Why are we writing about it again? Because it is quickly beginning a microcosm of the shift in attitudes towards electric cars. We see “normal” electric cars being converted into race cars rather than bespoke, one off, purpose built race cars. Multiple tuners from the US West Coast have been tuning standard Model 3 Performances, one of these companies is called Mountain Pass Performance, a fantastic name for what they are trying to achieve. The other is Unplugged Performance. Unplugged Performance, based in LA, who started years ago, retrimming the inside of Model S and adding new wheels now have a brand new Model S Plaid, sporting a new suspension and a giant GT3 rear wing.
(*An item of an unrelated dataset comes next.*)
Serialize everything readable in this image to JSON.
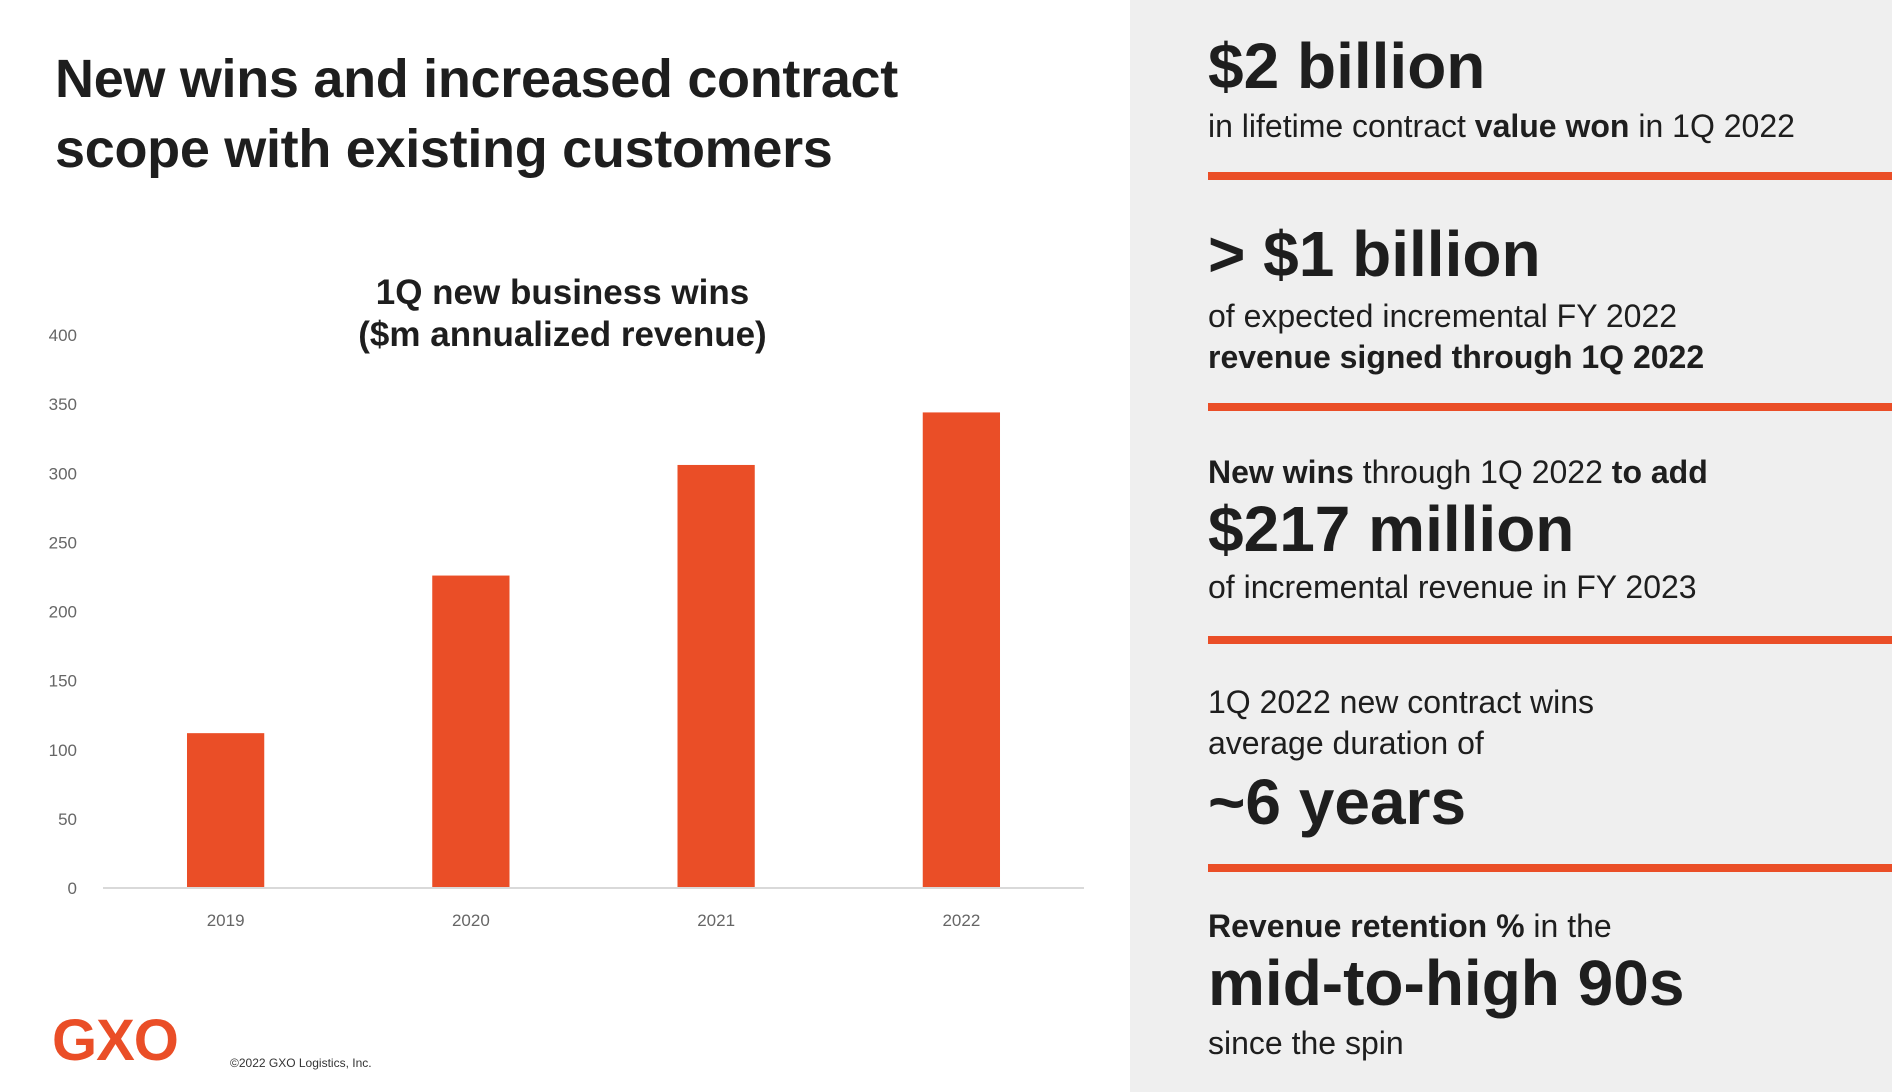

Driven by veteran US racing driver Randy Pobst, they had some issues at Pikes Peak last year, when he over cooked one turn in practice using a Model 3 Performance.
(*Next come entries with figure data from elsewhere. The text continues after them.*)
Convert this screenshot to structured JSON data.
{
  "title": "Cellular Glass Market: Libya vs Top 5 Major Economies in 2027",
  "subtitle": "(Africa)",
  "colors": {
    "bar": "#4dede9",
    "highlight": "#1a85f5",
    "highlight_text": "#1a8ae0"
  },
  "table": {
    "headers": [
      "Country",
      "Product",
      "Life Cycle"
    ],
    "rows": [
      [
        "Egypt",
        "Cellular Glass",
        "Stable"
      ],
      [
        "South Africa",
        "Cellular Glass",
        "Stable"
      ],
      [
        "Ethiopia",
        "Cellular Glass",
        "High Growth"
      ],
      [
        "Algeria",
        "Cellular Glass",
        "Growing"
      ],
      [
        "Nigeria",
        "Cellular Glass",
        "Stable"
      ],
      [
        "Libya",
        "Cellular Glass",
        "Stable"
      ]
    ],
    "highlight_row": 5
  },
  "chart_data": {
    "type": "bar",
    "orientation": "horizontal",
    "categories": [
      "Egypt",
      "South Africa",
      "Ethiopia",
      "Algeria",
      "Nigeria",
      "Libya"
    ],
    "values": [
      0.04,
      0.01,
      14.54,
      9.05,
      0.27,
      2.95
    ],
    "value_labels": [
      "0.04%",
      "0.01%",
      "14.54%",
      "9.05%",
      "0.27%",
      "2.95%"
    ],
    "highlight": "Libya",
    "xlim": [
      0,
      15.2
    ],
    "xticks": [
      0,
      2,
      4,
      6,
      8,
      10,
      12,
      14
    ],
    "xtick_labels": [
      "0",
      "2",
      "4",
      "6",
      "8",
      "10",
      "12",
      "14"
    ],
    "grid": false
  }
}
What is awesome to see is that electric cars (which can be bought from the dealer) are becoming the race car of choice to build. Previously, we saw Model S drivers adding ice to the bottom of their road cars to keep them cool before heading up the hill. The new Model S Plaid comes with a brand new HVAC system which Elon promises will keep the battery cool with all day of pushing. We’ll see if it works on the 27th of June in the Race to the Clouds. In some prep work they’ve been doing, it looks sublimely quick - like faster than a McLaren Senna on a track day quick. This is all so important because I think sometimes it is easy to see more people using electric cars on the road, but it is hard to see how the prices will drop, and how the technology will filter down to your everyday driver and normal cars. But this is happening at an accelerated pace at Pikes Peak - it helps to see how current race teams, as well as new ones, are either switching or entering electric cars for the first time thanks to the increasing accessibility to EVs.. As more people get exposed to the technology and can see it has real world benefits, our world will shift to electric. Over on this side of the Atlantic, electric racing is only just beginning and Octopus EV drove in the first electric race the UK only a few weeks ago! What’s clear to see is that motorsport is beginning to take EVs very seriously, which can only be a good thing for the wider market.